Your guy was right, my frets are perfect and IF I get it dead straight and too low, you can get that buzz on a few frets.
I've screwed around with this for years now, and I'd offer a few observations from my experience.
For years I played with a HIGH action and heavy picks, just frammed 'em to death. Over time I began to wonder why a bass couldn't play as easily as a really slinky feeling guitar, say like a LP or a Strat.
So I set out after a lower action. I play fingerstyle, a little pick, no slap. Low action will change your playing, as you just can't dig in without a lot of noise, which I hate.
Once you're after very low action, it's important to remember you're dealing in movements of a thousandth of an inch. THIS is the hard 5%. If you're really trying to go very low, very small adjustments can feel WAY big.
All strings are different from set to set and brand to brand. IF you are settled on one particular set, you can steadily refine this. On the other hand, ANY different set (even different guages of the same string, say going from a 45-125 set to a 50-135 set of Nickel XL's for instance) is going to affect the neck differently, as the tension changes. So if you are in that stage we all go through of a different set of strings every time, and your hands can feel the fine differences, expect to do this a lot until you settle on one particular set. BTW, different brands in exactly the same guages will still affect the neck differently, once you're down to hunting a very low action.
I'm always 'behind' the bass, as Alembics take a day or two to finish settling to new adjustments. The strength of the these necks with their laminations topped by a thick ebony fingerboard is a great thing. But you can't adjust it and expect that it's through moving right then. And just like in piloting, your eyes will fool you, and/or most of us don't have the perception to see a difference of a few thousandths of an inch. In other words, I could not do this without feeler guages and rules. I can not tell you how many times it felt perfect right now, only to pick it up tomorrow or the next day and it's just not the same. Pull out the feelers, and then I can see why.
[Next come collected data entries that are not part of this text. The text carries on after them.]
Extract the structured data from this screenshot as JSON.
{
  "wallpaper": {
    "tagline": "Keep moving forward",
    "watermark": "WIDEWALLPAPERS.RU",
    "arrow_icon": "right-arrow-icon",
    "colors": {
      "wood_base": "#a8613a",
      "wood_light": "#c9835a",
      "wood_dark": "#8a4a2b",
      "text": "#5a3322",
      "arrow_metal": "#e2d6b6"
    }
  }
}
You will chase this until you get a sense of your particular bass' wood, how it reacts, how long it takes to settle out completely.
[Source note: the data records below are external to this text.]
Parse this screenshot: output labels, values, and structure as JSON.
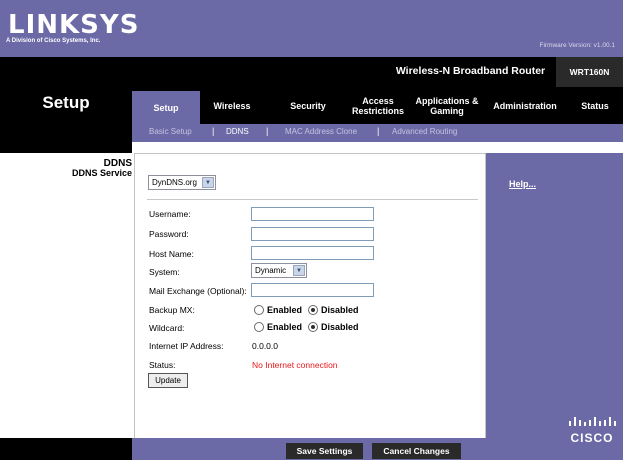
{
  "brand": {
    "logo": "LINKSYS",
    "subtitle": "A Division of Cisco Systems, Inc.",
    "firmware": "Firmware Version: v1.00.1",
    "product_name": "Wireless-N Broadband Router",
    "model": "WRT160N",
    "cisco": "CISCO"
  },
  "section_title": "Setup",
  "tabs": [
    {
      "label": "Setup"
    },
    {
      "label": "Wireless"
    },
    {
      "label": "Security"
    },
    {
      "label": "Access Restrictions"
    },
    {
      "label": "Applications & Gaming"
    },
    {
      "label": "Administration"
    },
    {
      "label": "Status"
    }
  ],
  "subtabs": [
    "Basic Setup",
    "DDNS",
    "MAC Address Clone",
    "Advanced Routing"
  ],
  "sidebar": {
    "heading": "DDNS",
    "item": "DDNS Service"
  },
  "form": {
    "service_select": "DynDNS.org",
    "username_label": "Username:",
    "password_label": "Password:",
    "hostname_label": "Host Name:",
    "system_label": "System:",
    "system_select": "Dynamic",
    "mail_exchange_label": "Mail Exchange (Optional):",
    "backup_mx_label": "Backup MX:",
    "wildcard_label": "Wildcard:",
    "enabled": "Enabled",
    "disabled": "Disabled",
    "ip_label": "Internet IP  Address:",
    "ip_value": "0.0.0.0",
    "status_label": "Status:",
    "status_value": "No Internet connection",
    "status_color": "#e8171b",
    "update_button": "Update"
  },
  "help": "Help...",
  "buttons": {
    "save": "Save Settings",
    "cancel": "Cancel Changes"
  },
  "colors": {
    "accent": "#6b6aa6",
    "header_dark": "#000000"
  }
}
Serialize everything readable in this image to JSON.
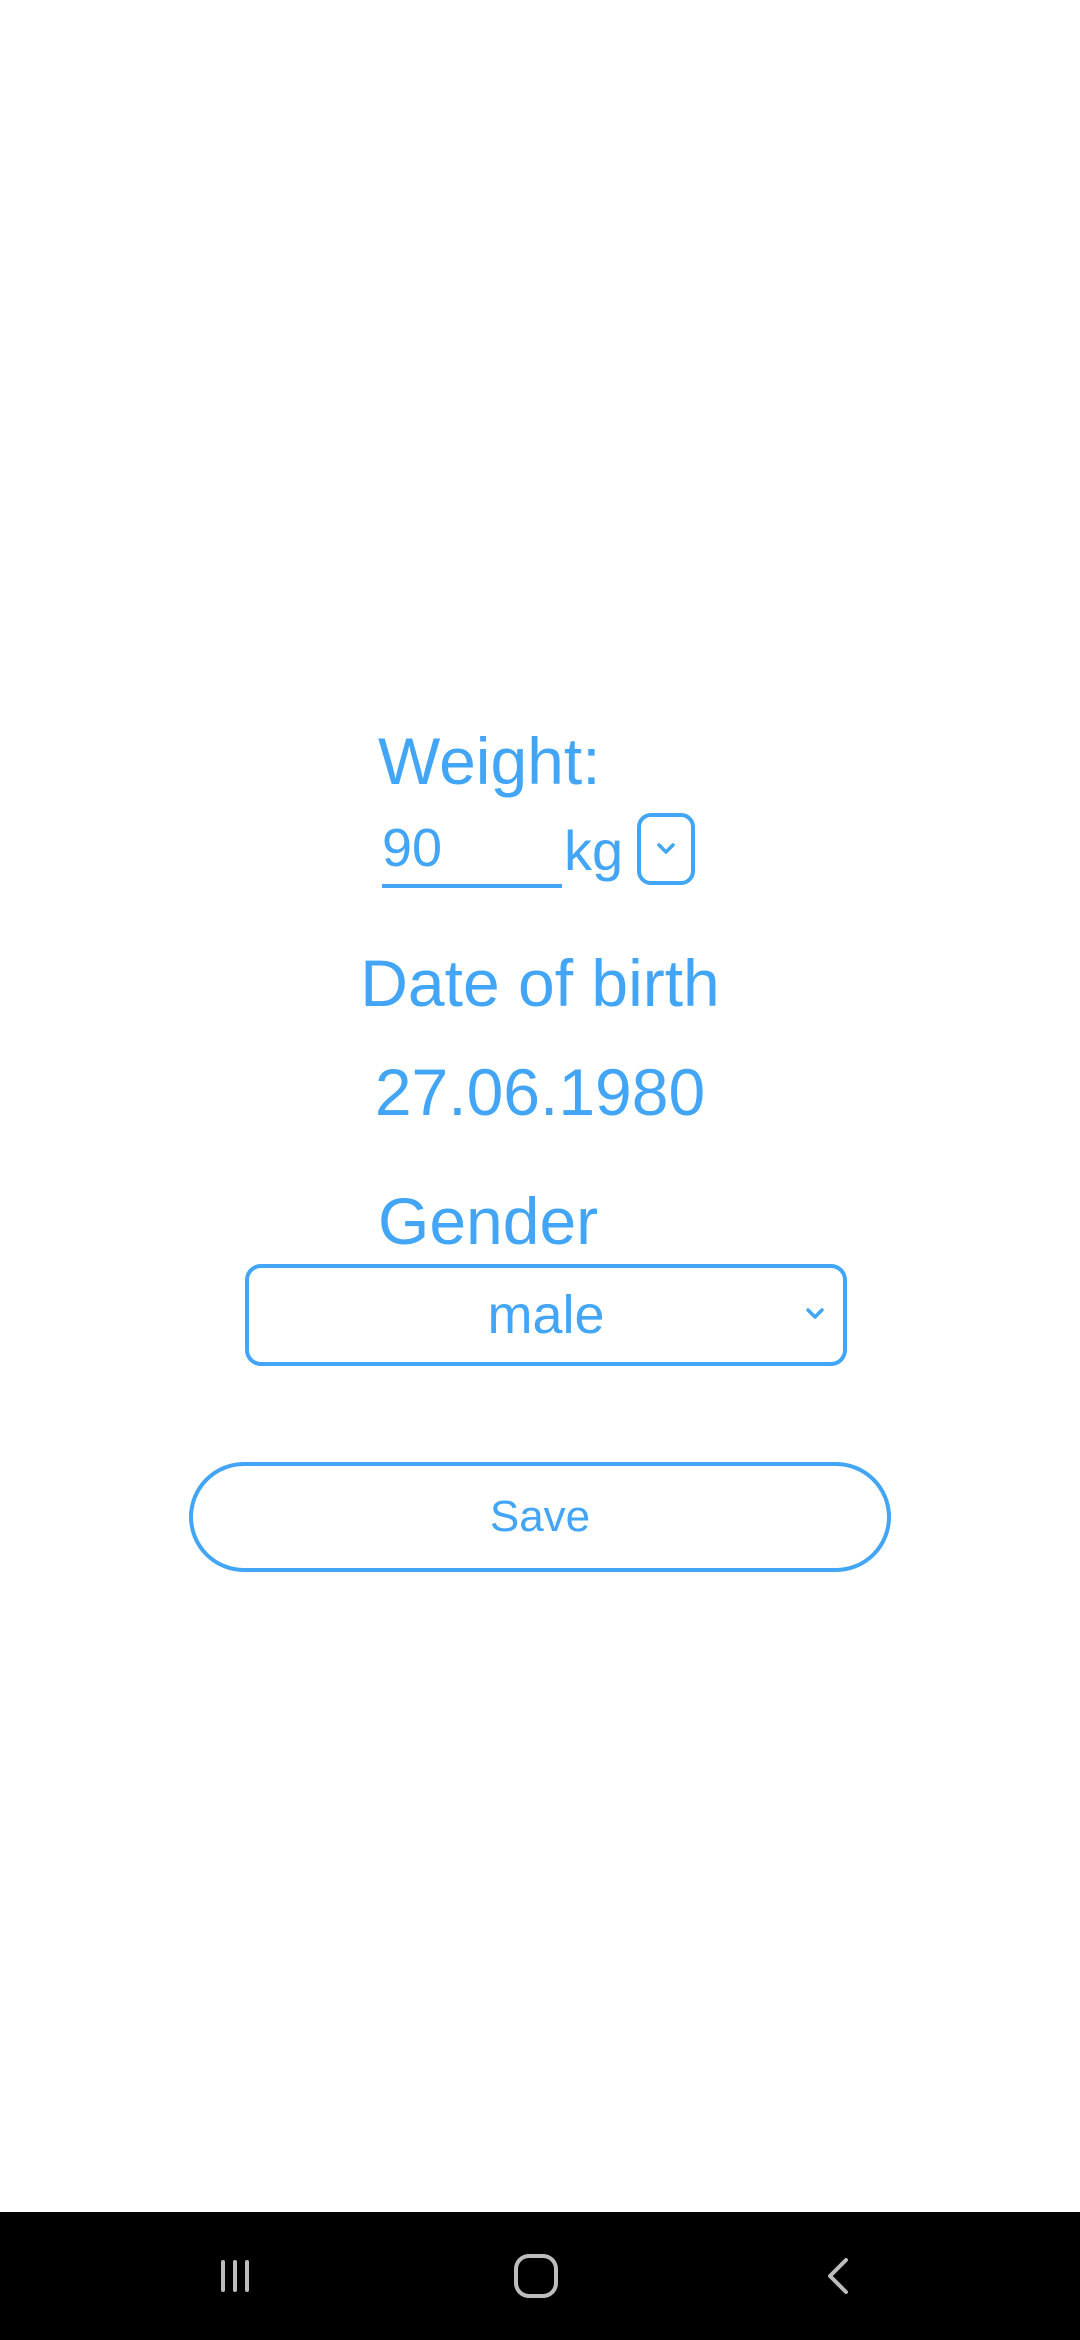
{
  "form": {
    "weight_label": "Weight:",
    "weight_value": "90",
    "weight_unit": "kg",
    "dob_label": "Date of birth",
    "dob_value": "27.06.1980",
    "gender_label": "Gender",
    "gender_selected": "male",
    "save_label": "Save"
  },
  "icons": {
    "unit_dropdown": "chevron-down-icon",
    "gender_dropdown": "chevron-down-icon",
    "nav_recents": "recents-icon",
    "nav_home": "home-icon",
    "nav_back": "back-icon"
  },
  "colors": {
    "accent": "#42A5F5",
    "background": "#FFFFFF",
    "navbar": "#000000",
    "nav_icon": "#BDBDBD"
  }
}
Once you settle on a set and get it like you want, the good news is your hands will 'learn' that feel and it will be much easier to keep that setting and tell if something changes.
There is a deliciously aggravating interplay of neck relief and string height that was not easily grasped by me. I turned my axes into logs any number of times. I'm certain I haven't mastered it. But Alembics are the perfect laboratory to learn this: The adjustable nut, one-piece bridge, the double truss rods, and their enviable build quality allows a lot of experimentation that's easily reversible. Other basses, you'd be unbolting a neck, or adjusting the bridge saddles separately, or cutting or filling a new nut. We get to skip all that.
And it's all very personal. We all play differently, and each bass is different in how low it could go action-wise. I'd easily agree that Alembics probably can adjust for low action easier than most, by design.
There is no right answer or 'factory spec' for setup. I always think the best way is to develop YOUR setup and then measure it. Then, you can always adjust YOUR axe to a particular set of numbes (like Steve mentioned above), the you can ALWAYS get your setup, anytime, anywhere, without having to take it to anybody else.